Ukrainian servicemen operated a drone near the Ukrainian town of Horlivka this week, part of a growing offensive strategy. PHOTO: STRINGER/REUTERS Russian authorities have reported regular drone attacks by Ukraine in recent weeks. On Thursday, Moscow Mayor Sergei Sobyanin said the city’s air defenses had downed a drone targeting the Russian capital. Russia’s Defense Ministry said another was downed near St. Petersburg in the north. Russia said recently that a Ukrainian attack on the border region of Belgorod killed 22 people.
Ukraine has sought to use drone attacks on oil refineries and other Russian facilities to interdict Russian weapons supplies to the front lines and complicate the delivery of fuel used to keep armored vehicles and other equipment running in harsh winter conditions.
“When you’re dealing with an oil refinery that’s involved in supplying the occupying force with oil, among other things, then this creates logistical difficulties for them,” Andrei Yusov, a spokesman for Ukrainian military intelligence, said about Friday’s attack in an interview on Ukrainian TV. “It gives our defenders space and time to maneuver.”
Ukrainian forces also claim to have taken down at least seven Russian planes in the past month. In recent months they have destroyed or damaged a number of warships and vessels docked in Crimea, the southern Ukrainian peninsula that is occupied by Moscow and used as a base from which to launch missile attacks on Ukraine.
In doing so, Ukraine hasn’t only weakened Russia’s formidable air force but has managed to shift the balance of power in the Black Sea, dealing a heavy blow to Russia’s Black Sea Fleet and forcing Moscow to relocate parts of its navy further from Ukrainian cities that have been pounded by missiles launched from Russian ships.
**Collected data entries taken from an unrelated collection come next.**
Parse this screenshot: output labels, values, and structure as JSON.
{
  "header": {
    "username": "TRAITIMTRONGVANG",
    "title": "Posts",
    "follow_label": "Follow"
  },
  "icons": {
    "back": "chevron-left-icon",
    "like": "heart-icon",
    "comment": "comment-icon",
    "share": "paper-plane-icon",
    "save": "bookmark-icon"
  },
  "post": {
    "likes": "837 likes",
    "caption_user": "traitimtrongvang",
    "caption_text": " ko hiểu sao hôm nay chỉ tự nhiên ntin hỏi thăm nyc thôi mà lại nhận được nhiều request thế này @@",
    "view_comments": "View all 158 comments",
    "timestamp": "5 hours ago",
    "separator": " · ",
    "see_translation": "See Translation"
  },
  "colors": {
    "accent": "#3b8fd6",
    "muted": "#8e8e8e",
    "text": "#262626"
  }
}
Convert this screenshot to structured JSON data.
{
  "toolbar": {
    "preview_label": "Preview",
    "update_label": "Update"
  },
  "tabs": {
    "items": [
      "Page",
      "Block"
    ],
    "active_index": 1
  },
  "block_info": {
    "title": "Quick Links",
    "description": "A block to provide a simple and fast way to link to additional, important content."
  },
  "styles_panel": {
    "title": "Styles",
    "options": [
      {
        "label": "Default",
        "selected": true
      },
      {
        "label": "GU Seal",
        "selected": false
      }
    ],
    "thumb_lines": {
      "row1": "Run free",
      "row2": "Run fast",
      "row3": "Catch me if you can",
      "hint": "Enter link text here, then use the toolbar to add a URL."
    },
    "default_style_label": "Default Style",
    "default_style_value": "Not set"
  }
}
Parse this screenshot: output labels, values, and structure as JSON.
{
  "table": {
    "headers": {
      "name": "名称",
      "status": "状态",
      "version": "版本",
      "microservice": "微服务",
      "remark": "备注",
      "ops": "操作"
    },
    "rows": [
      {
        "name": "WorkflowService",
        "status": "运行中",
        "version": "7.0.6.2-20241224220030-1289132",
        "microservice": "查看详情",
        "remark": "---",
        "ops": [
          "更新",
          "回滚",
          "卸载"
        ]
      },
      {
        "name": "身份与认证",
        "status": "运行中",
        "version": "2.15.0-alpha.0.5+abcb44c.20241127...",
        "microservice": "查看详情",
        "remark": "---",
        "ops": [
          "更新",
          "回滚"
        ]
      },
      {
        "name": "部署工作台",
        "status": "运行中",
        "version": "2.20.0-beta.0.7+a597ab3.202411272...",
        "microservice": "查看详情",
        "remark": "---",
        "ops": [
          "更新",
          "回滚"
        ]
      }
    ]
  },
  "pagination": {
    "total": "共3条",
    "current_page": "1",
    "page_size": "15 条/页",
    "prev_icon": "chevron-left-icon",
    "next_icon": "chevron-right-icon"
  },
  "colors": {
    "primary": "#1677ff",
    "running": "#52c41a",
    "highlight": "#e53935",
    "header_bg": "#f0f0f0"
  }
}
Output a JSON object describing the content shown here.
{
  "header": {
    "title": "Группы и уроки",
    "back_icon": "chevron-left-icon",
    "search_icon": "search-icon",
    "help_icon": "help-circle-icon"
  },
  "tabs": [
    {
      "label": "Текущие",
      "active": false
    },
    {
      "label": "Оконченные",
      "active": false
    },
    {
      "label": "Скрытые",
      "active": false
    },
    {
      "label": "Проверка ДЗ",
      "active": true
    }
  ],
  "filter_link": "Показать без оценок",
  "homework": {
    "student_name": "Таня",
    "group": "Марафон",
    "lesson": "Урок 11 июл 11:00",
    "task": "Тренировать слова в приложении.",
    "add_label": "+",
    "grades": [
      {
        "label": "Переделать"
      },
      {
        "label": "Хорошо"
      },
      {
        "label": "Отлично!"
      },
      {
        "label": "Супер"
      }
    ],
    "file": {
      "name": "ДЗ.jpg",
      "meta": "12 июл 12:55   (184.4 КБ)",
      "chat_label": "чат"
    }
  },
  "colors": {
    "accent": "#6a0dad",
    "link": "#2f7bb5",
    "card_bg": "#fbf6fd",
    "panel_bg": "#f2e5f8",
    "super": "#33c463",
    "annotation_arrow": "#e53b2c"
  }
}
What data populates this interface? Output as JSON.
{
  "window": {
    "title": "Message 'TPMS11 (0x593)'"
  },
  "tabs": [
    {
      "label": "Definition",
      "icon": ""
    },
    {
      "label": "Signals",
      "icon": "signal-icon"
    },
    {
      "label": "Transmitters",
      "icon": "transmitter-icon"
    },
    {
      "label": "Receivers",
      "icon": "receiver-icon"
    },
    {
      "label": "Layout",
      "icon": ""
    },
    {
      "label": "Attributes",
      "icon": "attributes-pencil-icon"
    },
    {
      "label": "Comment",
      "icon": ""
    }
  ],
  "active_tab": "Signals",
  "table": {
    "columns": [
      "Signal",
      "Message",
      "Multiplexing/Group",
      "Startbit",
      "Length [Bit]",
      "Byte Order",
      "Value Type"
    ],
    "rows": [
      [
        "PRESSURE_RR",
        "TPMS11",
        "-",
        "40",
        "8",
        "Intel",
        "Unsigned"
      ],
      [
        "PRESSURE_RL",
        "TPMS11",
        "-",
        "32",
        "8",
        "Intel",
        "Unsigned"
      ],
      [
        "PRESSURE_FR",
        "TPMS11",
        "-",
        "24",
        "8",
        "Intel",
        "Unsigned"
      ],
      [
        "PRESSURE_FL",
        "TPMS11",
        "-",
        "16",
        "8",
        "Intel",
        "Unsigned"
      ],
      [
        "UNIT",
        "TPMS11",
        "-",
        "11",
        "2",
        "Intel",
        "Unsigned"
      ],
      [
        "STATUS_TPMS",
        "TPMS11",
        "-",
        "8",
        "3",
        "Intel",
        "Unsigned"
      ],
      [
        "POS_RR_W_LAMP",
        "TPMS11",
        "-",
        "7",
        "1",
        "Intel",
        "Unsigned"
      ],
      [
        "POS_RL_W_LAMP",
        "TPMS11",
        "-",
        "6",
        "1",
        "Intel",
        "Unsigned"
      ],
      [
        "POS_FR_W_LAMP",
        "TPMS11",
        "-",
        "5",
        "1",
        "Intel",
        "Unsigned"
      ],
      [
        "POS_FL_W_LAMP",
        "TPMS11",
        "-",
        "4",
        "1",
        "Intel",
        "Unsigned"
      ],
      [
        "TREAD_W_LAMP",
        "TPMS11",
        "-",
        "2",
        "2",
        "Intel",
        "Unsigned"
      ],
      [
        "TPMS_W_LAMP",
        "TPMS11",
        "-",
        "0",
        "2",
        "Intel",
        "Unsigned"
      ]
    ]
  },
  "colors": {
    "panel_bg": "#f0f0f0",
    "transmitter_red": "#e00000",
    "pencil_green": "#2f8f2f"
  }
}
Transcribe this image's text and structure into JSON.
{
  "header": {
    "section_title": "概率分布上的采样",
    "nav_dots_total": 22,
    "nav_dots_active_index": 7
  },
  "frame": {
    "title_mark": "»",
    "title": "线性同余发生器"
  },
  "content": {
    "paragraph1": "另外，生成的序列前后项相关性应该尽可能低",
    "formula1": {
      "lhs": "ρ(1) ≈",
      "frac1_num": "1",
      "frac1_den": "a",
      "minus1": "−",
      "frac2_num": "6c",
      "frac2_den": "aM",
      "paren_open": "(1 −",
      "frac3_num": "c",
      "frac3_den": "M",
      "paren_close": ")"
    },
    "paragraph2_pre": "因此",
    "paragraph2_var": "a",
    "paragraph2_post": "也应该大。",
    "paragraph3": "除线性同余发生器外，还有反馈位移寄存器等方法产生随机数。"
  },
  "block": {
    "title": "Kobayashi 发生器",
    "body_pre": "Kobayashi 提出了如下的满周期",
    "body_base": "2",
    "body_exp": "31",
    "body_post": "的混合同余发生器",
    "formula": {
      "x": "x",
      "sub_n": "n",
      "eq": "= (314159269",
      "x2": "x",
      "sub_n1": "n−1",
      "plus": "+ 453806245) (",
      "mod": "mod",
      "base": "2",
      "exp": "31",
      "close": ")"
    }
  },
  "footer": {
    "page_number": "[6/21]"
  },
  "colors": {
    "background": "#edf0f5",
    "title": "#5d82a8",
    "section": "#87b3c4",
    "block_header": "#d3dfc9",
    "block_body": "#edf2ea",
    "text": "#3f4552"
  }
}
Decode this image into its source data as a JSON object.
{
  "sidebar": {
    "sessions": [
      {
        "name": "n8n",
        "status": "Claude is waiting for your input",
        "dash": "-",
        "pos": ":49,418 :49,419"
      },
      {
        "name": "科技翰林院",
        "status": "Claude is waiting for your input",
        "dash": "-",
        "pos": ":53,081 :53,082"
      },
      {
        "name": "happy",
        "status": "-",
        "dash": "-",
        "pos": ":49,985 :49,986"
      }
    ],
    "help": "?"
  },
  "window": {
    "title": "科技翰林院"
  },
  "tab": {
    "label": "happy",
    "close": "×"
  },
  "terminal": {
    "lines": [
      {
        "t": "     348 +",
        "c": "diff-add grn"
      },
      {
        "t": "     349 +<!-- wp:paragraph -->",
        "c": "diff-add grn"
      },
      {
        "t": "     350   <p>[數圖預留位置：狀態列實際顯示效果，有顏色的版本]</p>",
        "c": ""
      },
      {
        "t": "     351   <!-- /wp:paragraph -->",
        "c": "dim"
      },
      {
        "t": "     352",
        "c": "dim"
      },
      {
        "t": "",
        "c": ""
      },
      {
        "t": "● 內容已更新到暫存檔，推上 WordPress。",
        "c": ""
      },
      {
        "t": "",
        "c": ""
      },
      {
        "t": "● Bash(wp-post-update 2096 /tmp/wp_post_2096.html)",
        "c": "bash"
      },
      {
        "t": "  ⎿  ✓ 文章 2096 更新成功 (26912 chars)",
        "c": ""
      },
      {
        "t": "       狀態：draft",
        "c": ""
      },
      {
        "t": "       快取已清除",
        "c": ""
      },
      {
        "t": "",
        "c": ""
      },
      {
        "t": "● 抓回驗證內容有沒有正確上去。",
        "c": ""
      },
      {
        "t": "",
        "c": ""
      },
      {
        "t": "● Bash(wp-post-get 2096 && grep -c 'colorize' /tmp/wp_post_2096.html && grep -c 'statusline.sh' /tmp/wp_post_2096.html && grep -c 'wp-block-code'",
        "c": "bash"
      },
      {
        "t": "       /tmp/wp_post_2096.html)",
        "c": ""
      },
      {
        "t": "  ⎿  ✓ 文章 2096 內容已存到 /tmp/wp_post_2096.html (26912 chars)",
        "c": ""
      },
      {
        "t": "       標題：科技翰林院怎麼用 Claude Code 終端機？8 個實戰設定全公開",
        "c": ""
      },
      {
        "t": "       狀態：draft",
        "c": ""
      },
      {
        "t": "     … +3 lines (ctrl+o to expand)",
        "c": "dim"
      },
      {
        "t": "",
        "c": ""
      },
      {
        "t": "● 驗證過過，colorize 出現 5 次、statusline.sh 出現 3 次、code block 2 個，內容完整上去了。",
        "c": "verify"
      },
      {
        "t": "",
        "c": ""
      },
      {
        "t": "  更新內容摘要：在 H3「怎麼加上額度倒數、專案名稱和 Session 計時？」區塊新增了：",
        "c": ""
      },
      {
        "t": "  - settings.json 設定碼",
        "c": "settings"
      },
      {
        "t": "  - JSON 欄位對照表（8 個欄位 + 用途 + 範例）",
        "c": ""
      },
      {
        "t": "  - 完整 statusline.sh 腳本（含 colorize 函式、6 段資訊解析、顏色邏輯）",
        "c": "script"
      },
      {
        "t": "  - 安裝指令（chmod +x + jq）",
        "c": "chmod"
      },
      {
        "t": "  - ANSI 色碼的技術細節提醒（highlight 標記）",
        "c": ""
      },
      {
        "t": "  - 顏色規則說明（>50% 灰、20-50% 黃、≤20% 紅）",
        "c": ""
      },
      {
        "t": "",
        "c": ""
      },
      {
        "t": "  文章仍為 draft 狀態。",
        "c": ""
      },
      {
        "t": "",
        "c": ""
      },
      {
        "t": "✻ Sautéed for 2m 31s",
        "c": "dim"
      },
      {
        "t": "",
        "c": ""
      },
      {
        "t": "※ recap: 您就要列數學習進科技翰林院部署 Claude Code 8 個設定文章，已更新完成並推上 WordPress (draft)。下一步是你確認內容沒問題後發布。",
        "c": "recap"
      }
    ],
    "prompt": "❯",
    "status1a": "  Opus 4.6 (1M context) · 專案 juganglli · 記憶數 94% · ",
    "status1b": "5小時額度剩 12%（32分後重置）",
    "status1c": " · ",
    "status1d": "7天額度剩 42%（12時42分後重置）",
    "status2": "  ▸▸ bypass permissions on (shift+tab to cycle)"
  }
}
An apartment in Odesa was destroyed by a drone this week that local Ukraine said was launched by Russia. PHOTO: OLEKSANDR GIMANOV/AGENCE FRANCE-PRESSE/GETTY IMAGES But the successful recent attacks by Ukraine come at a vulnerable moment for the country, with U.S. and European Union aid packages stalled. In addition, Russia has ramped up production of missiles and drones as it continues to reorient its economy for the purpose of serving the war.
In an interview with Ukrainian media this week, Vadym Skibitsky, the deputy chief of Ukrainian military intelligence, said Russia is focusing its latest attacks on damaging Ukrainian military facilities in a bid to undermine its ability to fight back.
“Russia’s main efforts are focused on destroying our infrastructure,” he told the RBC-Ukraine news website. “First and foremost that means parts of our military industrial complex, headquarters, control systems and specific units located on the front line.”
Skibitsky said Russia is now able to produce up to 130 strategic missiles a month, and through the course of 2023 made around two million artillery shells, bolstering its war effort as Kyiv struggles to source ammunition from Western partners who lack the capacity to produce the quantities Russia can.
Russia’s heavy aerial bombardments with missiles and drones are also putting pressure on Ukraine’s stocks of air-defense missiles, which it receives primarily from the West. In a video address to the nation on Thursday evening, Ukrainian President Volodymyr Zelensky promised to continue appealing to Western allies for help bolstering the country’s air defenses.